Wyatt stands outside the family restroom while I clean up. My color is horrible, completely washed out, except, of course, for the nasty patchwork of stitches and bruising. I look like a crack addict. This is your brain on scotch, I think. Except I haven’t had a drink in at least . . . forty-eight hours? I wonder, if I’m truly an alcoholic, shouldn’t I be detoxing? Maybe that’s why I got sick, why my head hurts so damn much.

But I associate sweating and trembling with detox, and I don’t see any beads of moisture dotting my skin. I’m mostly tired. A woman with a battered brain who should be resting, not gallivanting through liquor stores.

I rinse out my mouth. Splash water on my face. Wash my hands again and again. Then, this is it. I open the door, face my police escort.

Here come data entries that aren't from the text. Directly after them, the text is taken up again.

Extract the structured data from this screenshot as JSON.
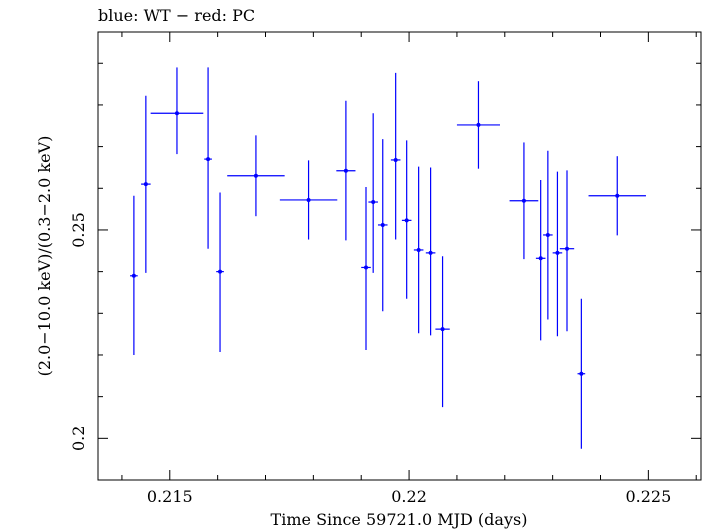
{
  "chart_data": {
    "type": "scatter",
    "title": "blue: WT − red: PC",
    "xlabel": "Time Since 59721.0 MJD (days)",
    "ylabel": "(2.0−10.0 keV)/(0.3−2.0 keV)",
    "xlim": [
      0.2135,
      0.2261
    ],
    "ylim": [
      0.19,
      0.2975
    ],
    "log_y": false,
    "grid": false,
    "xticks": [
      {
        "value": 0.215,
        "label": "0.215"
      },
      {
        "value": 0.22,
        "label": "0.22"
      },
      {
        "value": 0.225,
        "label": "0.225"
      }
    ],
    "yticks": [
      {
        "value": 0.2,
        "label": "0.2"
      },
      {
        "value": 0.25,
        "label": "0.25"
      }
    ],
    "series": [
      {
        "color": "#0000ff",
        "points": [
          {
            "x": 0.21425,
            "y": 0.239,
            "xerr": 8e-05,
            "ylo": 0.22,
            "yhi": 0.2582
          },
          {
            "x": 0.2145,
            "y": 0.261,
            "xerr": 0.0001,
            "ylo": 0.2397,
            "yhi": 0.2822
          },
          {
            "x": 0.21515,
            "y": 0.278,
            "xerr": 0.00055,
            "ylo": 0.2682,
            "yhi": 0.289
          },
          {
            "x": 0.2158,
            "y": 0.267,
            "xerr": 8e-05,
            "ylo": 0.2455,
            "yhi": 0.289
          },
          {
            "x": 0.21605,
            "y": 0.24,
            "xerr": 8e-05,
            "ylo": 0.2207,
            "yhi": 0.259
          },
          {
            "x": 0.2168,
            "y": 0.263,
            "xerr": 0.0006,
            "ylo": 0.2533,
            "yhi": 0.2727
          },
          {
            "x": 0.2179,
            "y": 0.2572,
            "xerr": 0.0006,
            "ylo": 0.2477,
            "yhi": 0.2667
          },
          {
            "x": 0.21868,
            "y": 0.2642,
            "xerr": 0.0002,
            "ylo": 0.2475,
            "yhi": 0.281
          },
          {
            "x": 0.2191,
            "y": 0.241,
            "xerr": 0.0001,
            "ylo": 0.2212,
            "yhi": 0.2603
          },
          {
            "x": 0.21925,
            "y": 0.2567,
            "xerr": 0.0001,
            "ylo": 0.2397,
            "yhi": 0.278
          },
          {
            "x": 0.21945,
            "y": 0.2512,
            "xerr": 0.0001,
            "ylo": 0.2305,
            "yhi": 0.2718
          },
          {
            "x": 0.21972,
            "y": 0.2668,
            "xerr": 0.0001,
            "ylo": 0.2477,
            "yhi": 0.2877
          },
          {
            "x": 0.21995,
            "y": 0.2523,
            "xerr": 0.0001,
            "ylo": 0.2335,
            "yhi": 0.2715
          },
          {
            "x": 0.2202,
            "y": 0.2452,
            "xerr": 0.0001,
            "ylo": 0.2252,
            "yhi": 0.2652
          },
          {
            "x": 0.22045,
            "y": 0.2445,
            "xerr": 0.0001,
            "ylo": 0.2247,
            "yhi": 0.265
          },
          {
            "x": 0.2207,
            "y": 0.2262,
            "xerr": 0.00015,
            "ylo": 0.2075,
            "yhi": 0.2437
          },
          {
            "x": 0.22145,
            "y": 0.2752,
            "xerr": 0.00045,
            "ylo": 0.2647,
            "yhi": 0.2857
          },
          {
            "x": 0.2224,
            "y": 0.257,
            "xerr": 0.0003,
            "ylo": 0.243,
            "yhi": 0.271
          },
          {
            "x": 0.22275,
            "y": 0.2432,
            "xerr": 0.0001,
            "ylo": 0.2235,
            "yhi": 0.262
          },
          {
            "x": 0.2229,
            "y": 0.2488,
            "xerr": 0.0001,
            "ylo": 0.2285,
            "yhi": 0.269
          },
          {
            "x": 0.2231,
            "y": 0.2445,
            "xerr": 0.0001,
            "ylo": 0.2245,
            "yhi": 0.264
          },
          {
            "x": 0.2233,
            "y": 0.2455,
            "xerr": 0.00015,
            "ylo": 0.2257,
            "yhi": 0.2643
          },
          {
            "x": 0.2236,
            "y": 0.2155,
            "xerr": 8e-05,
            "ylo": 0.1975,
            "yhi": 0.2335
          },
          {
            "x": 0.22435,
            "y": 0.2582,
            "xerr": 0.0006,
            "ylo": 0.2487,
            "yhi": 0.2677
          }
        ]
      }
    ]
  }
}
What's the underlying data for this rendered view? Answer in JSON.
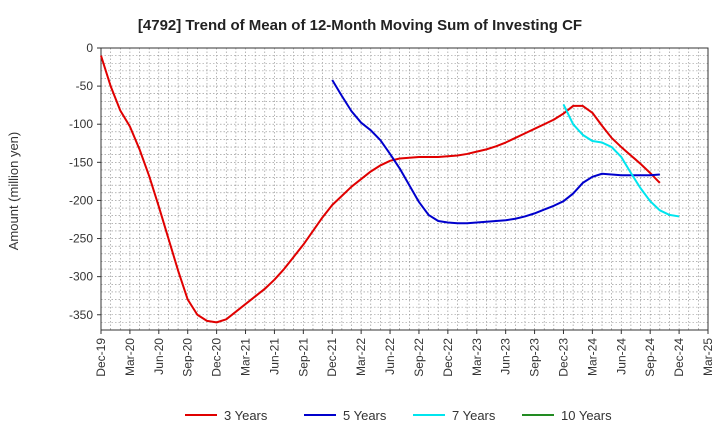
{
  "chart_data": {
    "type": "line",
    "title": "[4792]  Trend of Mean of 12-Month Moving Sum of Investing CF",
    "xlabel": "",
    "ylabel": "Amount (million yen)",
    "x_ticks": [
      "Dec-19",
      "Mar-20",
      "Jun-20",
      "Sep-20",
      "Dec-20",
      "Mar-21",
      "Jun-21",
      "Sep-21",
      "Dec-21",
      "Mar-22",
      "Jun-22",
      "Sep-22",
      "Dec-22",
      "Mar-23",
      "Jun-23",
      "Sep-23",
      "Dec-23",
      "Mar-24",
      "Jun-24",
      "Sep-24",
      "Dec-24",
      "Mar-25"
    ],
    "ylim": [
      -370,
      0
    ],
    "y_ticks": [
      0,
      -50,
      -100,
      -150,
      -200,
      -250,
      -300,
      -350
    ],
    "grid": true,
    "legend_position": "bottom",
    "series": [
      {
        "name": "3 Years",
        "color": "#e00000",
        "start_month": 0,
        "values": [
          -10,
          -50,
          -82,
          -103,
          -133,
          -168,
          -208,
          -250,
          -292,
          -330,
          -350,
          -358,
          -360,
          -356,
          -346,
          -336,
          -326,
          -316,
          -304,
          -290,
          -274,
          -258,
          -240,
          -222,
          -206,
          -194,
          -182,
          -172,
          -162,
          -154,
          -148,
          -145,
          -144,
          -143,
          -143,
          -143,
          -142,
          -141,
          -139,
          -136,
          -133,
          -129,
          -124,
          -118,
          -112,
          -106,
          -100,
          -94,
          -86,
          -76,
          -76,
          -85,
          -102,
          -118,
          -130,
          -141,
          -152,
          -164,
          -177
        ]
      },
      {
        "name": "5 Years",
        "color": "#0000cc",
        "start_month": 24,
        "values": [
          -42,
          -63,
          -83,
          -98,
          -108,
          -121,
          -139,
          -158,
          -180,
          -202,
          -219,
          -227,
          -229,
          -230,
          -230,
          -229,
          -228,
          -227,
          -226,
          -224,
          -221,
          -217,
          -212,
          -207,
          -201,
          -191,
          -177,
          -169,
          -165,
          -166,
          -167,
          -167,
          -167,
          -167,
          -166
        ]
      },
      {
        "name": "7 Years",
        "color": "#00e5ee",
        "start_month": 48,
        "values": [
          -74,
          -100,
          -114,
          -122,
          -124,
          -130,
          -143,
          -164,
          -184,
          -201,
          -213,
          -219,
          -221
        ]
      },
      {
        "name": "10 Years",
        "color": "#228b22",
        "start_month": 0,
        "values": []
      }
    ]
  }
}
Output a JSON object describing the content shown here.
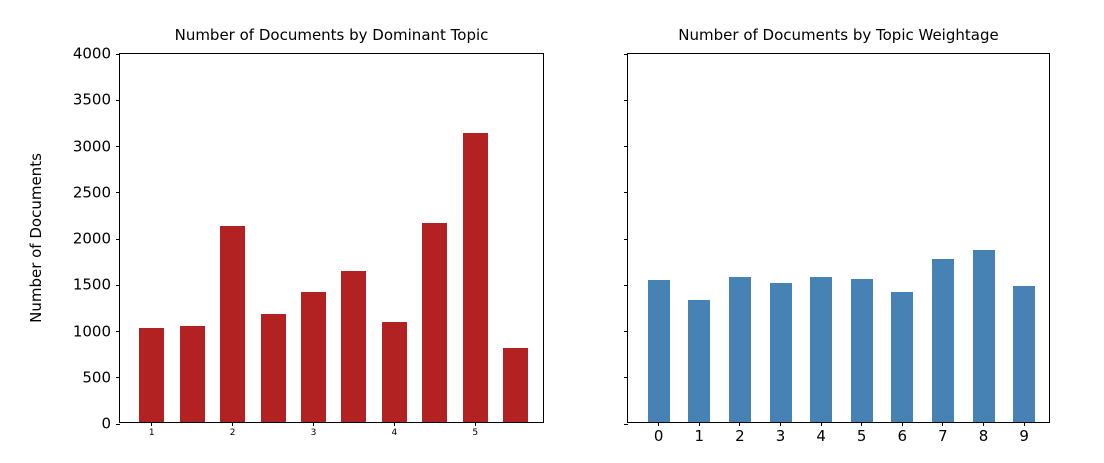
{
  "figure": {
    "background": "#ffffff",
    "axis_color": "#000000"
  },
  "chart_data": [
    {
      "type": "bar",
      "title": "Number of Documents by Dominant Topic",
      "xlabel": "",
      "ylabel": "Number of Documents",
      "bar_color": "#b22222",
      "categories": [
        1.0,
        1.5,
        2.0,
        2.5,
        3.0,
        3.5,
        4.0,
        4.5,
        5.0,
        5.5
      ],
      "values": [
        1020,
        1040,
        2120,
        1170,
        1405,
        1635,
        1085,
        2155,
        3125,
        805
      ],
      "x_ticks": [
        {
          "label": "1",
          "index": 0
        },
        {
          "label": "2",
          "index": 2
        },
        {
          "label": "3",
          "index": 4
        },
        {
          "label": "4",
          "index": 6
        },
        {
          "label": "5",
          "index": 8
        }
      ],
      "y_ticks": [
        0,
        500,
        1000,
        1500,
        2000,
        2500,
        3000,
        3500,
        4000
      ],
      "y_tick_labels_visible": true,
      "ylim": [
        0,
        4000
      ],
      "grid": false,
      "legend": "none"
    },
    {
      "type": "bar",
      "title": "Number of Documents by Topic Weightage",
      "xlabel": "",
      "ylabel": "",
      "bar_color": "#4682b4",
      "categories": [
        0,
        1,
        2,
        3,
        4,
        5,
        6,
        7,
        8,
        9
      ],
      "values": [
        1540,
        1320,
        1565,
        1500,
        1570,
        1545,
        1410,
        1765,
        1865,
        1475
      ],
      "x_ticks": [
        {
          "label": "0",
          "index": 0
        },
        {
          "label": "1",
          "index": 1
        },
        {
          "label": "2",
          "index": 2
        },
        {
          "label": "3",
          "index": 3
        },
        {
          "label": "4",
          "index": 4
        },
        {
          "label": "5",
          "index": 5
        },
        {
          "label": "6",
          "index": 6
        },
        {
          "label": "7",
          "index": 7
        },
        {
          "label": "8",
          "index": 8
        },
        {
          "label": "9",
          "index": 9
        }
      ],
      "y_ticks": [
        0,
        500,
        1000,
        1500,
        2000,
        2500,
        3000,
        3500,
        4000
      ],
      "y_tick_labels_visible": false,
      "ylim": [
        0,
        4000
      ],
      "grid": false,
      "legend": "none"
    }
  ]
}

“Are you going to take me home now?” I ask Wyatt.

“We’ll work our way there,” he says.

Which means he’s not.


* * *



KEVIN SITS IN the back of the SUV with me again. He purchased three bottles of water, one for each of us. Wyatt has his unopened in the cup holder up front. Both Kevin and I sip our bottles, riding in silence. From time to time, I run my hand through the folds of the yellow quilt, feeling the edges of something that shouldn’t be there.

But now is not the time or place. Later, when the detectives finally leave me alone . . .

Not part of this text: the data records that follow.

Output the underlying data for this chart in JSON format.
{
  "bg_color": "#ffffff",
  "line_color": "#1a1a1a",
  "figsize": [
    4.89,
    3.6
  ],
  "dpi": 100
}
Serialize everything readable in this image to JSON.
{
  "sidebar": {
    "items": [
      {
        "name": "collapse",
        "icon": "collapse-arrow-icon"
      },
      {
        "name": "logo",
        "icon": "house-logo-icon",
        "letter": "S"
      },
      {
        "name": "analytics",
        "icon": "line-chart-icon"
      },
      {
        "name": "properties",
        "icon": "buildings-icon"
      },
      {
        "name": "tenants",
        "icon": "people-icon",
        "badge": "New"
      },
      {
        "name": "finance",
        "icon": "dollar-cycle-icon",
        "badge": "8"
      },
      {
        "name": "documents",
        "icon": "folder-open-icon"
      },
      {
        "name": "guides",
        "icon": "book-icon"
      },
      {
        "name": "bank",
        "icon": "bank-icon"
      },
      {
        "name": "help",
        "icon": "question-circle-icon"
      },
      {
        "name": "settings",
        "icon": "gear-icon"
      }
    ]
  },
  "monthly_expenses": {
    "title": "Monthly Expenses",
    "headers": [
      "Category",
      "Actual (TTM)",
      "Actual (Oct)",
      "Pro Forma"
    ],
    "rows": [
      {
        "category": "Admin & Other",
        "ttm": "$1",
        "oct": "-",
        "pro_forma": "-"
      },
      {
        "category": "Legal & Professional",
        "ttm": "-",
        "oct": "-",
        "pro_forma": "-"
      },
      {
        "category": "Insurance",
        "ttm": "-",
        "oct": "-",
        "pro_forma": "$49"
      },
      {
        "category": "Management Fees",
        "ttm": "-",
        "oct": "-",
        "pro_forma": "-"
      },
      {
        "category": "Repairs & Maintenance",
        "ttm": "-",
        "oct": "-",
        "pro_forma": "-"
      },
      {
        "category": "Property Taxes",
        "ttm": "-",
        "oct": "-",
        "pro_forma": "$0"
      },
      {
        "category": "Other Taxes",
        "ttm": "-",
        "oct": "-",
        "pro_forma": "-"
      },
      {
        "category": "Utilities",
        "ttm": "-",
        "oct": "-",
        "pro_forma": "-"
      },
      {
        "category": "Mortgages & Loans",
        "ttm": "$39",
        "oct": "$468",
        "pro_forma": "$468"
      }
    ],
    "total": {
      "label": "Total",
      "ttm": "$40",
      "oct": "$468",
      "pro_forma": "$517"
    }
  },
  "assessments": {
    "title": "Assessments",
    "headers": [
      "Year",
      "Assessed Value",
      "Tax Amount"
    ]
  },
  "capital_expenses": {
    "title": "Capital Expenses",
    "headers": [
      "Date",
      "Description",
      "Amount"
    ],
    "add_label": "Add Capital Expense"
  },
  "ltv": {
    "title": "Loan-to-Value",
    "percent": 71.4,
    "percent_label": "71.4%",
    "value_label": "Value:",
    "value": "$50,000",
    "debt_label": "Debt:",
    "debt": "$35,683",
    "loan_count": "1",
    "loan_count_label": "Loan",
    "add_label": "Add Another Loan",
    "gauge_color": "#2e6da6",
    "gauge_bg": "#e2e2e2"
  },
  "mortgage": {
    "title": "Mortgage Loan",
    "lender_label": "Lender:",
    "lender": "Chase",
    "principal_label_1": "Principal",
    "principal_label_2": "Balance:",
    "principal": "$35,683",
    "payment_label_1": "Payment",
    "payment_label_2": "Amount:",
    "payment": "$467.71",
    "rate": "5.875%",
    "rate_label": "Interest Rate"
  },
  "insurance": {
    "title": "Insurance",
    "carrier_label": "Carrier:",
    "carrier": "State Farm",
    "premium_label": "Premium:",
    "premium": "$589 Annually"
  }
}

We wind our way through long, looping back roads. No streetlights. No guardrails. No center divider. Welcome to northern New Hampshire. None of us can see beyond the glow of the headlights. We could be driving through deep woods, past scattered houses, through tiny villages. Anything is possible.

Wyatt is talking on his cell phone, but the words are too muted through the barricade for me to follow. I’m uncomfortable, though. The longer we drive, the deeper we head into the night, the more I think nothing good will come of this.

Finally, a gas station looms ahead. The vehicle slows. In the rearview mirror, Wyatt glances at me.